Due to ever rising pension costs, Redwood City officials are asking residents to increase the city’s sales tax a half-cent, but some residents are objecting to the tax, saying it hits low-income residents hard.

“It impacts the poor and folks on fixed incomes the most. This is the best they can do? It’s like a cruel joke — going after folks on moderate fixed incomes to underwrite profligate pensions,” resident C.J. Roses wrote in a post on NextDoor.

At the July 23 meeting, when the council voted to put the tax on the ballot, resident Claire Felong, who used to work as a CPA, called the measure regressive because it takes a larger percentage of a low-income family’s income than it does a high-income family.

If the tax known as Measure RR passes, it will boost the city’s sales tax rate from 8.75% to 9.25%. The sales tax might go to 9.75% if, in the same election, San Mateo County voters approve a sales tax measure for SamTrans and other transit projects.

City has been generating surpluses

The new Redwood City tax will bring in about $8 million annually. The city ran surpluses of $26 million in the fiscal year ending June 30, 2017, and $31 million the previous year. But City Manager Melissa Stevenson Diaz told council at a July 23 meeting that the city’s payments to CalPERS, the state pension program, are expected to double in the next five years, plunging the city budget into a $12 million annual deficit.

The tax proceeds would go directly into the city’s general fund and could be used by the police, fire, library and parks and recreation departments, which represent 80% of the city budget.

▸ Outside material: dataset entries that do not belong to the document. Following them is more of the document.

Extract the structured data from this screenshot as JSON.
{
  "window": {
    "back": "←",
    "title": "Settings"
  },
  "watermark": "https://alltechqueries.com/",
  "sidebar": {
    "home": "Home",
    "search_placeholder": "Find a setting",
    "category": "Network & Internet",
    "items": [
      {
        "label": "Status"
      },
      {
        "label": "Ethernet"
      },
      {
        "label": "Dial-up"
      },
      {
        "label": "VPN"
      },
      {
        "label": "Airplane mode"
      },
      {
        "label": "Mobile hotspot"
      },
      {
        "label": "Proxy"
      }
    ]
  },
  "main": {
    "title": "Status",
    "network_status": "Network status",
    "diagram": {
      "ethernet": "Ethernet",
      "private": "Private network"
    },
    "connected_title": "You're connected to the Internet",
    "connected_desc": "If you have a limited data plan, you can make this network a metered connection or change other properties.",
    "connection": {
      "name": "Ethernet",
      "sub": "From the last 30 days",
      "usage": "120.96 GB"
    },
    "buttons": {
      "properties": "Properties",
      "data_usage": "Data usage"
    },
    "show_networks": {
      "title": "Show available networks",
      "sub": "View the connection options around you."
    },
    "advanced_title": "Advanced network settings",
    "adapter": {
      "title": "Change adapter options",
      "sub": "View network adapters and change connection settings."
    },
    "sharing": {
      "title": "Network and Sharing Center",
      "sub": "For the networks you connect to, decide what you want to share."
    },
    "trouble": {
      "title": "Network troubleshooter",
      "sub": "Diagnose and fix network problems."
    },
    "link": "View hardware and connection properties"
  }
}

Those departments would have to be cut if the tax doesn’t pass and the city has to shift more money into CalPERS.

Vice Mayor Diane Howard, who is seeking re-election to council, supports the tax. She points out that the tax is just one part of a 10- to 15-year-long process to address the CalPERS pension debt, an issue that all cities and school districts in the state face. Howard pointed out that aside from the tax, city officials have been working to address the predicted deficit reducing benefits for newly-hired employees and increasing contributions by employees.

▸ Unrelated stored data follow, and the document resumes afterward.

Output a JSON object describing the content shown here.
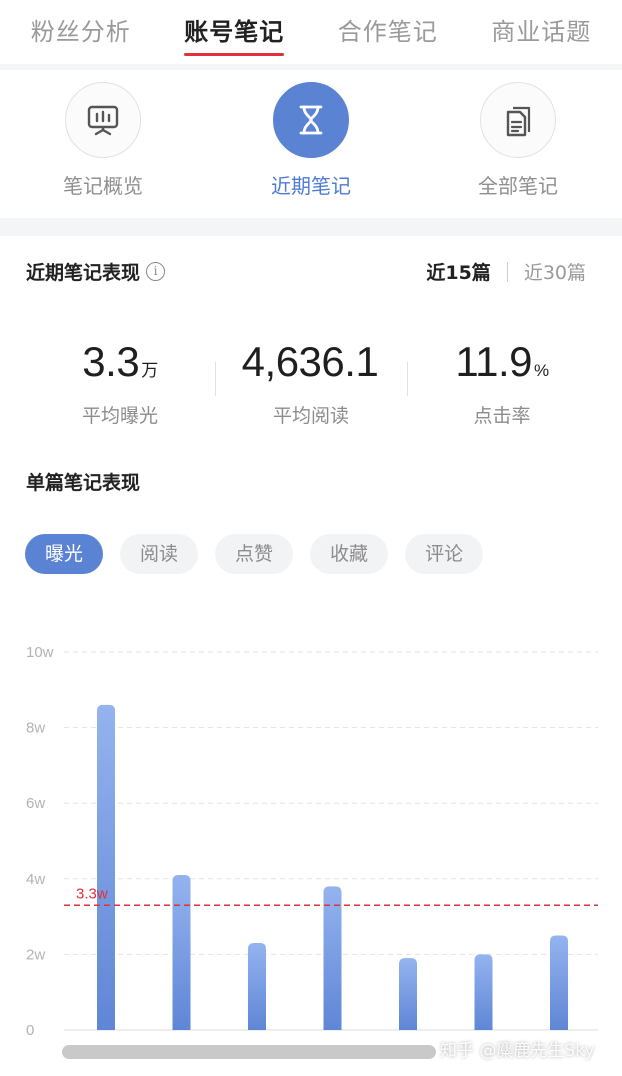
{
  "top_tabs": [
    {
      "label": "粉丝分析",
      "active": false
    },
    {
      "label": "账号笔记",
      "active": true
    },
    {
      "label": "合作笔记",
      "active": false
    },
    {
      "label": "商业话题",
      "active": false
    }
  ],
  "icon_nav": [
    {
      "label": "笔记概览",
      "icon": "presentation-board-icon",
      "active": false
    },
    {
      "label": "近期笔记",
      "icon": "hourglass-icon",
      "active": true
    },
    {
      "label": "全部笔记",
      "icon": "documents-icon",
      "active": false
    }
  ],
  "performance": {
    "title": "近期笔记表现",
    "info_icon": "info-icon",
    "ranges": [
      {
        "label": "近15篇",
        "active": true
      },
      {
        "label": "近30篇",
        "active": false
      }
    ],
    "stats": [
      {
        "value": "3.3",
        "unit": "万",
        "label": "平均曝光"
      },
      {
        "value": "4,636.1",
        "unit": "",
        "label": "平均阅读"
      },
      {
        "value": "11.9",
        "unit": "%",
        "label": "点击率"
      }
    ]
  },
  "single_note": {
    "title": "单篇笔记表现",
    "chips": [
      {
        "label": "曝光",
        "active": true
      },
      {
        "label": "阅读",
        "active": false
      },
      {
        "label": "点赞",
        "active": false
      },
      {
        "label": "收藏",
        "active": false
      },
      {
        "label": "评论",
        "active": false
      }
    ]
  },
  "chart_data": {
    "type": "bar",
    "title": "",
    "xlabel": "",
    "ylabel": "",
    "ylim": [
      0,
      10
    ],
    "y_ticks": [
      "0",
      "2w",
      "4w",
      "6w",
      "8w",
      "10w"
    ],
    "y_tick_values": [
      0,
      2,
      4,
      6,
      8,
      10
    ],
    "values": [
      8.6,
      4.1,
      2.3,
      3.8,
      1.9,
      2.0,
      2.5
    ],
    "average_line": {
      "value": 3.3,
      "label": "3.3w",
      "color": "#e0303a"
    },
    "bar_color_top": "#94b3ef",
    "bar_color_bottom": "#5f86d6",
    "grid": true
  },
  "watermark": "知乎 @麋鹿先生Sky",
  "colors": {
    "accent": "#5b83d4",
    "tab_underline": "#e0303a"
  }
}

The city is also addressing the pension shortfall by asking voters in this election to approve a 10% tax on cannabis businesses.

Hotel tax likely in two years

Howard said that the city will have to look at ways to increase revenues by partnering with other cities or jurisdictions to share services or personnel, or perhaps provide services that other jurisdictions may need. She said that an increase in the city’s hotel tax will likely appear on a 2020 ballot.

Roses, in his NextDoor post, predicted that the word “pension” would not appear on the ballot — saying that instead there will be “some poll-tested language about ‘preserving 911 response times.”

In fact, the ballot argument, signed by Mayor Ian Bain, former mayor Jeff Ira, Library Board member Janet Lawson, business owner Mary Parden and real estate agent Arnoldo Arreola, does not include the word pensions but does say “Due to state mandated cost increases, Redwood City faces a structural budget deficit ahead.” It then goes on to say that the city has only two options for solving the city’s impending deficit: make large cuts to public safety and libraries or pass Measure RR.

But council candidate Diana Reddy said she would have pushed for a head tax on businesses or a square-footage tax on large tech campuses. That’s what Mountain View and East Palo Alto are doing, respectively, to make sure their budgets stay balanced amid the rising pension costs.

The argument for the ballot measure goes on to say if the tax is not passed, there will be cuts to after school programs, emergency services and libraries. No one filed a ballot argument against the tax.